I don't see the analogy at all. Currently diffutils has a test shell
script that is not portable POSIX code. Although we've worked around the
problem with HP-UX by hacking on 'diff' itself, there are plausible
POSIX platforms where our current hack will not work. It's not
unreasonable to expect that test scripts should limit themselves to
POSIX features so that they are as portable as reasonably possible.
POSIX allowed the kernel to return from a
read() system call with errno = EINTR. But users don't want this. So it
was seen as a bug in the program, and fixed.
If by "users" you mean "programs that make system calls", then many
users *do* want that. Certainly Emacs does, and I imagine many other
programs do too. If you meant something else by "users" then I'm not
sure I'm following the analogy.
For the stdin-is-closed situation, the users and developers of many (I
would say most) applications do not want 'open' to hijack stdin.

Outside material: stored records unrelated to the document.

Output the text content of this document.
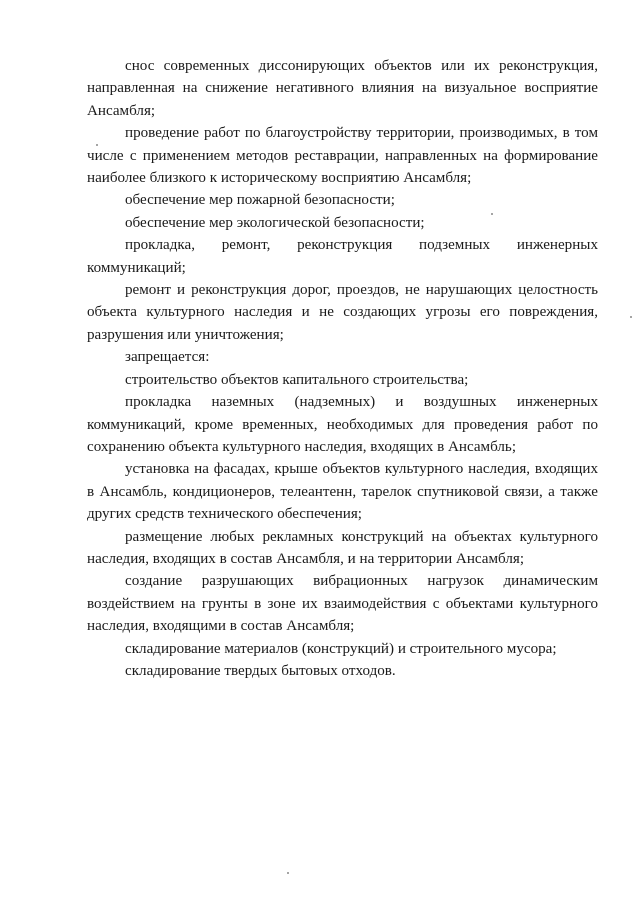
снос современных диссонирующих объектов или их реконструкция, направленная на снижение негативного влияния на визуальное восприятие Ансамбля;

проведение работ по благоустройству территории, производимых, в том числе с применением методов реставрации, направленных на формирование наиболее близкого к историческому восприятию Ансамбля;

обеспечение мер пожарной безопасности;

обеспечение мер экологической безопасности;

прокладка, ремонт, реконструкция подземных инженерных коммуникаций;

ремонт и реконструкция дорог, проездов, не нарушающих целостность объекта культурного наследия и не создающих угрозы его повреждения, разрушения или уничтожения;

запрещается:

строительство объектов капитального строительства;

прокладка наземных (надземных) и воздушных инженерных коммуникаций, кроме временных, необходимых для проведения работ по сохранению объекта культурного наследия, входящих в Ансамбль;

установка на фасадах, крыше объектов культурного наследия, входящих в Ансамбль, кондиционеров, телеантенн, тарелок спутниковой связи, а также других средств технического обеспечения;

размещение любых рекламных конструкций на объектах культурного наследия, входящих в состав Ансамбля, и на территории Ансамбля;

создание разрушающих вибрационных нагрузок динамическим воздействием на грунты в зоне их взаимодействия с объектами культурного наследия, входящими в состав Ансамбля;

складирование материалов (конструкций) и строительного мусора;

складирование твердых бытовых отходов.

Although the HP-UX solution to this problem may not be best, it's better
than the traditional behavior as it is a simple change to the kernel
that fixes the issue for all applications, as opposed to the
more-complicated dances we do in openat-safer and friends.
After thinking about this a bit more, the message that I'm getting from
all this is that we should change diffutils to no longer rely on the
"feature" that stdin is closed, and remove the test cases that attempt
to test for this "feature". The feature is not portable to POSIX
platforms. Besides, I doubt whether anybody is using the feature anyway.
I put the feature in many years ago, so I can take the blame for
introducing the misguided feature and the responsibility for taking it out.